Luna 16 and the Hungarians: a bit of Moon dust in Budapest
While NASA and the Americans were doing their best to fulfill John F. Kennedy’s promise and go to the Moon by the end of the sixties – and possibly get back as well –, the Soviets were approaching the problem from a more practical and cheaper angle: they put away with man, and focused on the robot. When speaking of the Moon landing we usually recall the arrival of the Apollos there and almost everybody remembers Neil Armstrong’s words and steps. The Soviet Luna program – while producing remarkable results – was less successful in reaching the planet’s public. Not even us, Hungarians, who were actually involved in it – in a very exciting way.
The pearl of the program was undoubtedly the Luna 16: the first robotic probe that successfully fulfilled the mission and returned the first lunar sample. Otherwise it was the third in the row, having been preceded by Apollo 11 and Apollo 12.
The portrait of Luna 16
The space vehicle consisted of an ascent and descent stage. The latter was a cylindrical tool with four protruding legs, fuel tank, radar and a double descent engine. The main descent engine slowed down the spacecraft until the cutoff. This was determined by the onboard computer and based on the altitude and speed data. The ascent stage was a smaller cylinder with a rounded top. And there was the point: the hermetically closed sample container. The Luna 16 was also equipped with a television camera, temperature monitor, telecommunication tools and an extendable drilling rig for the collection of the lunar soil sample.
The voyage of Luna 16 was unfolding according to plans, and on 17 September 1970 it entered lunar orbit. It spent three days there, but was by no means idle: it was examining the gravitation of the Moon. Then on 20 September it started to descend on the Moon. The main descent engine cut off at the altitude of 20 meters, then at two meters it arrived with a free-fall. At the Sea of Fertility, approximately 200 meters west of the Webb crater it performed the soft landing in about six minutes. That was the point when Luna 16 already deserved to enter the history books, as this was the first Moon landing in the dark as the Sun had set about 60 hours earlier.
One hour later Luna 16 got down to work. The automatic drill reached 35 centimeters when it was stopped by harder rock. The soil sample was extracted and then placed in the container. After 26 hours and 25 minutes on the Moon, Luna 16 returned to Earth. The capsule landed on 24 September in Kazakhstan, 80 kilometers southeast of the city of Dzhezkazgan. With Luna 16 105 grams of lunar soil arrived on Earth. And now the Hungarians had an assignment.

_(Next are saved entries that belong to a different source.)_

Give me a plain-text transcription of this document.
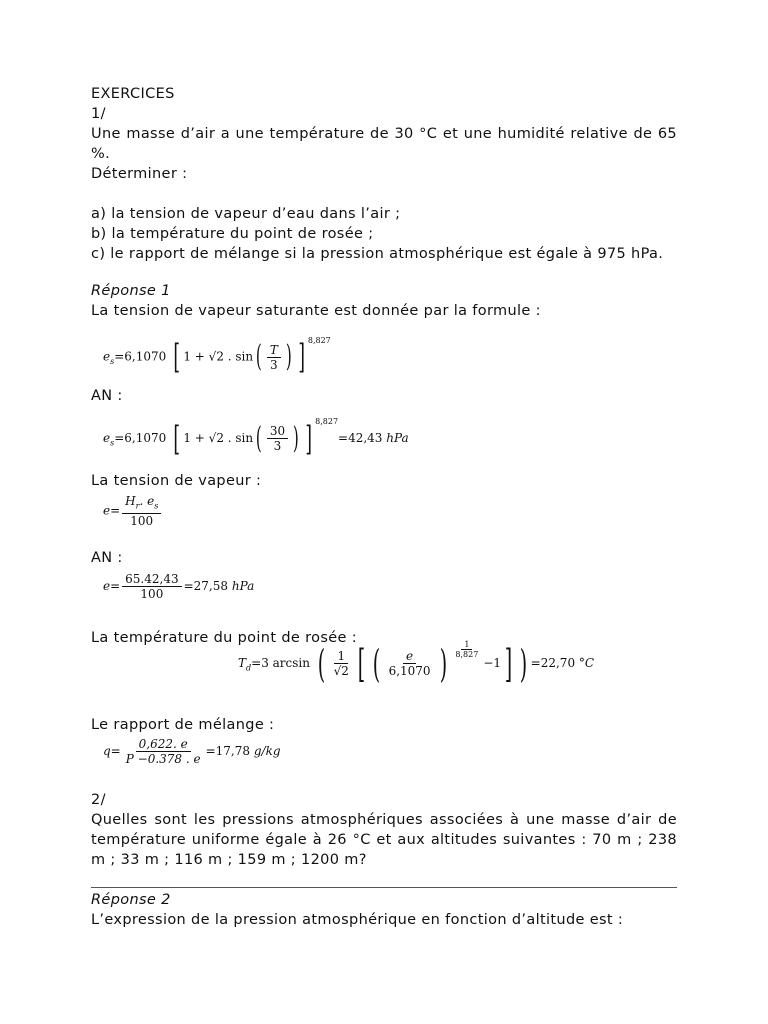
EXERCICES
1/
Une masse d’air a une température de 30 °C et une humidité relative de 65 %.
Déterminer :
a) la tension de vapeur d’eau dans l’air ;
b) la température du point de rosée ;
c) le rapport de mélange si la pression atmosphérique est égale à 975 hPa.
Réponse 1
La tension de vapeur saturante est donnée par la formule :
$e_s=6,1070$ [ 1 + √2 . $\sin( \frac{T}{3}$ ) ] $^{8,827}$
AN :
$e_s=6,1070$ [ 1 + √2 . $\sin( \frac{30}{3}$ ) ] $^{8,827}$=42,43 hPa
La tension de vapeur :
$e= \frac{H_r. e_s}{100}$
AN :
$e= \frac{65.42,43}{100} =27,58$ hPa
La température du point de rosée :
$T_d=3$ arcsin ( $\frac{1}{√2}$ [ ( $\frac{e}{6,1070}$ ) $\frac{1}{8,827}$
−1] ) =22,70 °C
Le rapport de mélange :
$q= \frac{0,622. e}{P -0.378 . e} =17,78$ g/kg
2/
Quelles sont les pressions atmosphériques associées à une masse d’air de température uniforme égale à 26 °C et aux altitudes suivantes : 70 m ; 238 m ; 33 m ; 116 m ; 159 m ; 1200 m?
Réponse 2
L’expression de la pression atmosphérique en fonction d’altitude est :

Through the Hungarian lens
The Luna 16/078 sample arrived in a capsule at the Central Research Institute for Physics (KFKI). „They told us, here’s the lunar soil, do every test you can” – recalls László Bakos, a member of the Hungarian research team. The freedom of research was somehow restricted as the sample was not sorted geologically. The task thus could be described a little bit like an accident in the kitchen, when five types of flour get spilled and mixed and you are supposed to define the different types.
The Hungarian team undertook the task of performing the analysis of silicon and oxygen abundances in the sample with the neutron generator at work at the institute. The researchers analyzed the Mössbauer-effect on the sample as well as its REE (Rare Earth Element) content. It was essential to perform these tests without destructing the sample.
The most important reason for the arrival of the lunar soil to Hungary was the fact that at KFKI the methods used to analyze the sample were already available. Personal contact played an equally important role, that was one of the reasons the Soviets turned to Hungarian professionals. László Bakos told us that the most exciting part of the assignment was the opportunity to compare their results with the results received from other countries.
Regardless of the Cold War, the lunar samples introduced a positive element in the otherwise chilly Soviet-American relationship: the Soviets exchanged 3 grams of their lunar sample from Luna 16 for 3 grams each of the samples returned by Apollo 11 and 12.